Types of Company Directors in India

types of company directors

The Companies Act 2013, defines Directors to be a part of the collective body, called to be as the Board of Directors. Directors are the trustees, guarding the property and money and acting as agents, for any transactions conducted on or behalf of the company.

Directors as per the Companies Act are expected to perform the duties and obligations by being rationally diligent. For every action they take, their skills, experience, knowledge are trusted upon. Be it determining the objectives and policies or monitoring the same towards the achievement of goals, such appointed members on the board are liable for better management.

Maximum and Minimum Directors

Every company is required by law to have several directors to a maximum of 15. They are appointed by passing the Special Resolution in the General Meeting and hold their position for a fixed term. As per the Act, there must be at least: 

  • 1 Director in a One Person Company
  • 2 Directors in a Private Limited Company and
  • 3 Directors in a Public Limited Company

Types of Directors

Based upon the work and the role they play, the following types of Company Directors exist in a company as per the Companies Act, 2013.

  1. Residential Directors

As per section 149(3) of the Act, every company is required to have 1 of such types of company directors, who has resided in India in the previous calendar year for a period of not less than 182.

  1. Independent Directors

An Independent Director is the one other than the Managing Director, Whole Time Director or a Nominee Director.

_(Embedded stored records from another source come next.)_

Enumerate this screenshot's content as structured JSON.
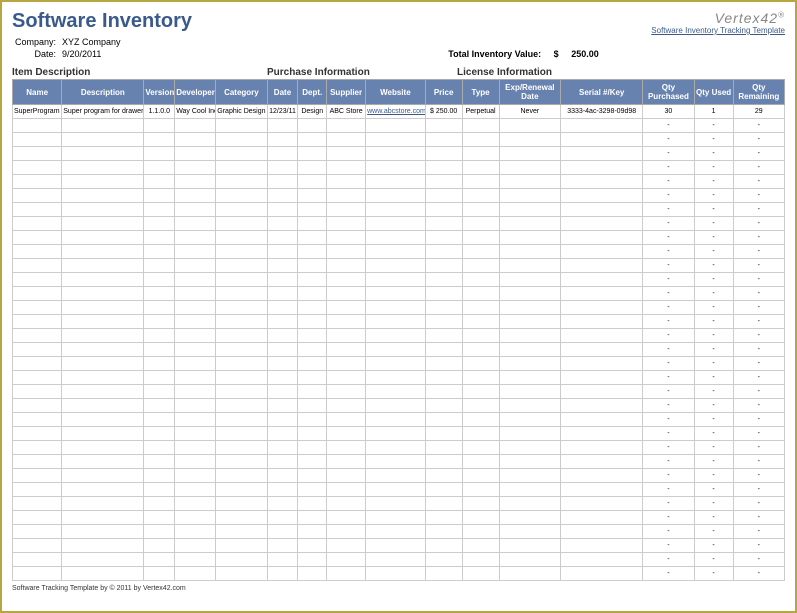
{
  "header": {
    "title": "Software Inventory",
    "logo_text": "Vertex42",
    "logo_link": "Software Inventory Tracking Template"
  },
  "meta": {
    "company_label": "Company:",
    "company_value": "XYZ Company",
    "date_label": "Date:",
    "date_value": "9/20/2011",
    "total_label": "Total Inventory Value:",
    "total_currency": "$",
    "total_value": "250.00"
  },
  "sections": {
    "item": "Item Description",
    "purchase": "Purchase Information",
    "license": "License Information"
  },
  "columns": {
    "name": "Name",
    "description": "Description",
    "version": "Version",
    "developer": "Developer",
    "category": "Category",
    "date": "Date",
    "dept": "Dept.",
    "supplier": "Supplier",
    "website": "Website",
    "price": "Price",
    "type": "Type",
    "renewal": "Exp/Renewal Date",
    "serial": "Serial #/Key",
    "qty_purchased": "Qty Purchased",
    "qty_used": "Qty Used",
    "qty_remaining": "Qty Remaining"
  },
  "rows": [
    {
      "name": "SuperProgram",
      "description": "Super program for drawers",
      "version": "1.1.0.0",
      "developer": "Way Cool Inc",
      "category": "Graphic Design",
      "date": "12/23/11",
      "dept": "Design",
      "supplier": "ABC Store",
      "website": "www.abcstore.com",
      "price": "$ 250.00",
      "type": "Perpetual",
      "renewal": "Never",
      "serial": "3333-4ac-3298-09d98",
      "qty_purchased": "30",
      "qty_used": "1",
      "qty_remaining": "29"
    }
  ],
  "empty_placeholder": "-",
  "footer": "Software Tracking Template by © 2011 by Vertex42.com"
}
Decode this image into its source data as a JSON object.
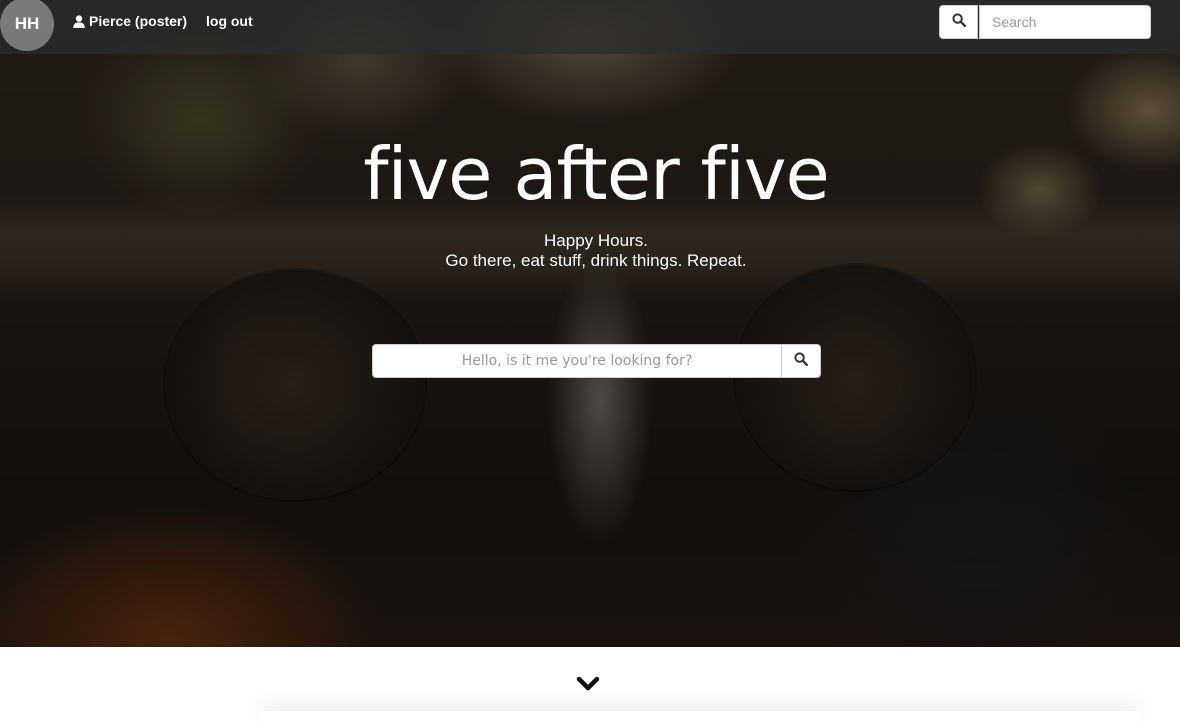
{
  "navbar": {
    "logo_text": "HH",
    "user_icon": "user-icon",
    "user_label": "Pierce (poster)",
    "logout_label": "log out",
    "search_icon": "search-icon",
    "search_placeholder": "Search"
  },
  "hero": {
    "title": "five after five",
    "tagline_line1": "Happy Hours.",
    "tagline_line2": "Go there, eat stuff, drink things. Repeat.",
    "search_placeholder": "Hello, is it me you're looking for?",
    "search_icon": "search-icon"
  },
  "footer": {
    "scroll_icon": "chevron-down-icon"
  }
}
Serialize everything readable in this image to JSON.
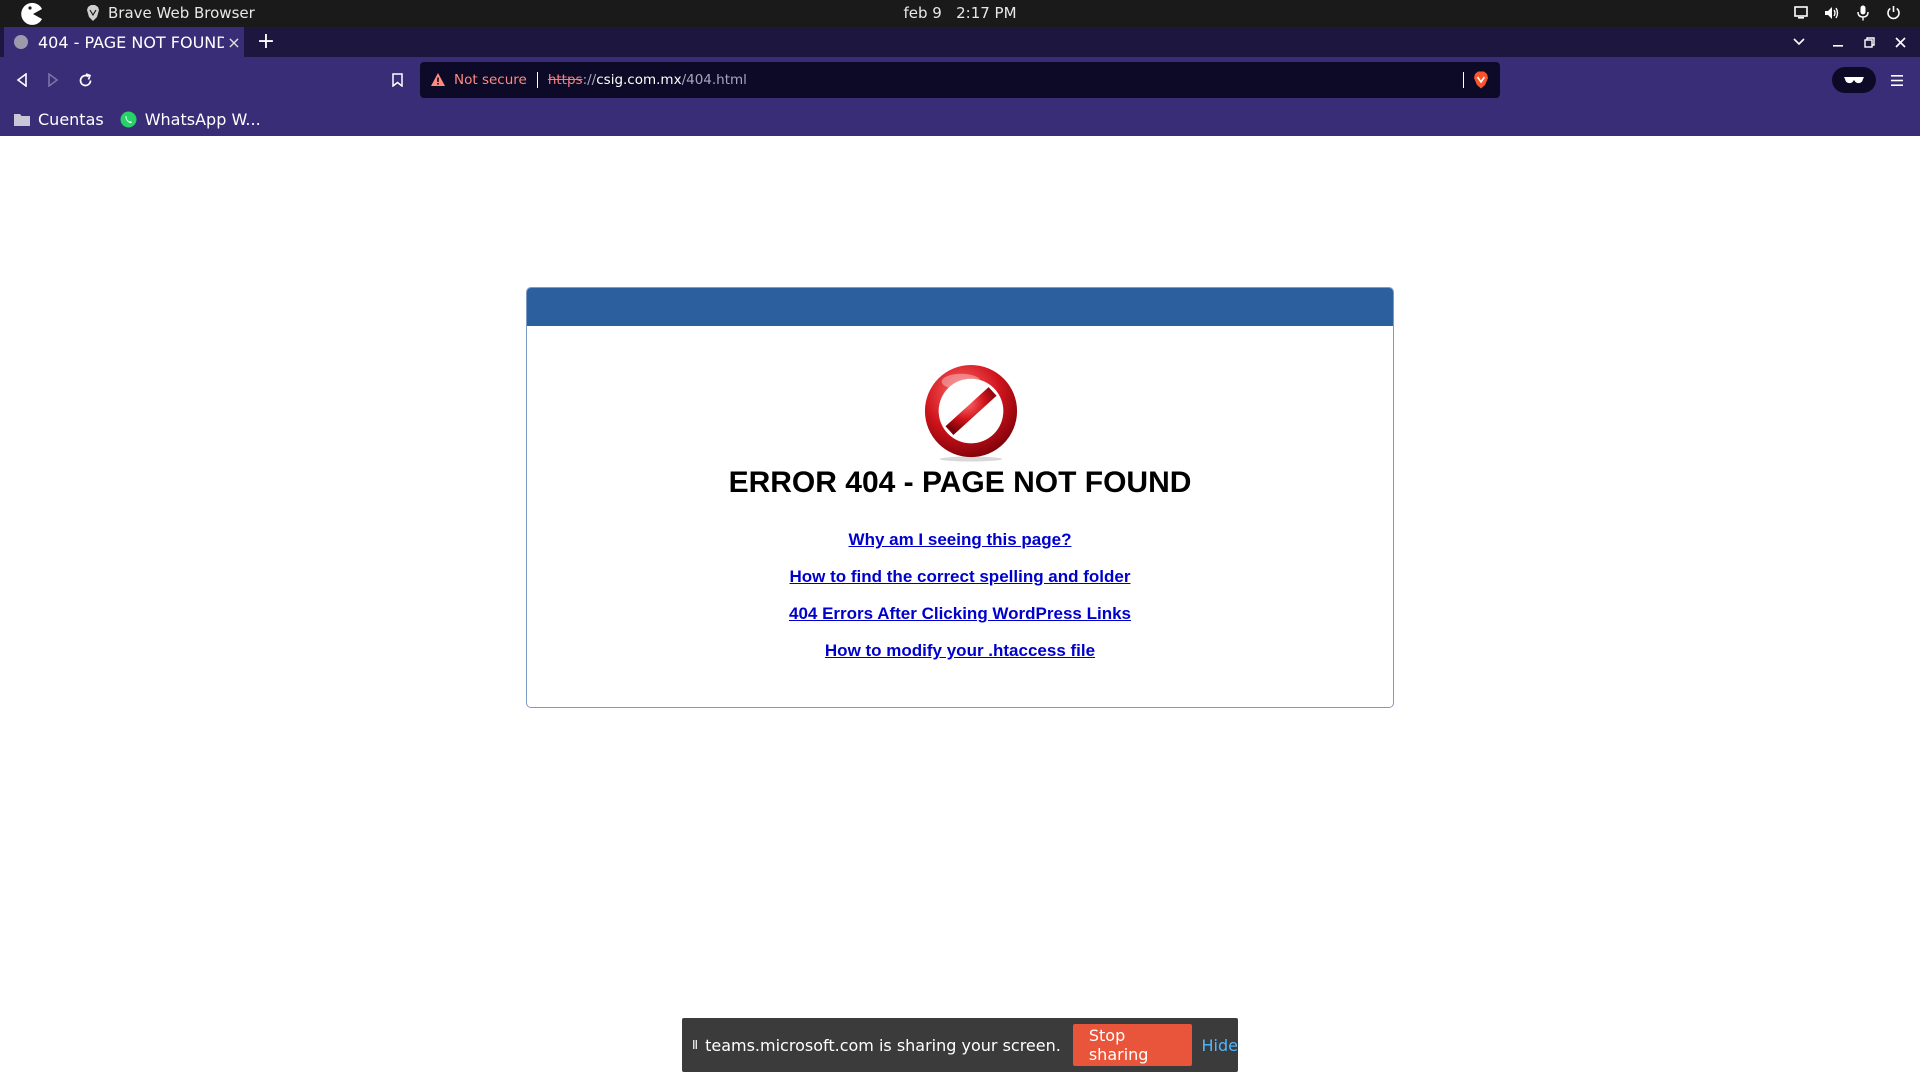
{
  "system_bar": {
    "app_name": "Brave Web Browser",
    "date": "feb 9",
    "time": "2:17 PM"
  },
  "browser": {
    "tab": {
      "title": "404 - PAGE NOT FOUND",
      "close": "×"
    },
    "new_tab": "+",
    "omnibox": {
      "security": "Not secure",
      "scheme": "https",
      "scheme_sep": "://",
      "host": "csig.com.mx",
      "path": "/404.html"
    },
    "bookmarks": [
      {
        "label": "Cuentas",
        "icon": "folder-icon"
      },
      {
        "label": "WhatsApp W...",
        "icon": "whatsapp-icon"
      }
    ],
    "colors": {
      "chrome": "#3a2d77",
      "tabstrip": "#1d1740",
      "omnibox": "#0c0a26"
    }
  },
  "page": {
    "heading": "ERROR 404 - PAGE NOT FOUND",
    "links": [
      "Why am I seeing this page?",
      "How to find the correct spelling and folder",
      "404 Errors After Clicking WordPress Links",
      "How to modify your .htaccess file"
    ],
    "colors": {
      "header": "#2c5f9e",
      "link": "#0000cc",
      "stop_icon": "#d0141c"
    }
  },
  "share_bar": {
    "pause_icon": "II",
    "message": "teams.microsoft.com is sharing your screen.",
    "stop_label": "Stop sharing",
    "hide_label": "Hide"
  }
}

As per the Act, there needs to be a minimum of 2 Independent Directors appointed for Public Companies with:

  • Paid-up Share Capital of INR 10 crores or more
  • Turnover of INR 100 crores or more
  • Total outstanding loans, debentures and deposits of INR 50 crores or more
  1. Women Directors

The Companies Act, 2013, as per its section 149(1)(a), requires a listed company or public company having:

  • Paid-up capital of INR 100 crores or more or
  • Turnover of INR 300 crores or more, to appoint at least one Women Director amidst the other classification of directors on the board.
  1. Small Shareholders’ Directors

For every listed company, there needs to be 1 director appointed by the Small shareholders if a request of such appointment is made upon by:

  • Minimum of 1000 small shareholders or
  • 1/10th of the total shareholders, whichever is lower
  1. Additional Directors

For any individual appointed as such, they occupy the post till the occurrence of next Annual General Meeting (AGM) or till such date on which AGM was to be to be held, in case of its absence.

  1. Nominee Directors

In case of oppression or any mismanagement, Nominee directors among other types of company directors, are appointed by the certain specific class of shareholders or contractual third parties, Union or Central Government, Public financial institutions or the banks.

  1. Alternate Directors

They are board appointed personnel, to fill in the position of any director who falls under the classification of directors and remains absent for more than 3 months from the country. For appointment as such, the Alternate Directors have to vacate their office on return of the original Director.

  1. Shadow Directors

An appointment as such is not appointed on board but the board is accustomed to act as per their directions. Such appointments are liable to the company’s director unless otherwise, they are giving any advice in their capacity.

  1. Executive Directors 

One who is liable for the daily running of the organisation is called as Executive Director. Decision making affecting daily operations is a part of their job.

  1. Non-executive Directors

No involvement is made by them in day to day business. They are the experts of the industry, liable to bring in a 3rd party perspective in the process of decision-making but still they hold an important position among other classification of directors. Various business aspects can also be advised by them.

The Companies Act, 2013 has clearly defined directors considering their functioning and importance, the absence of which might make it difficult for a company to run effectively.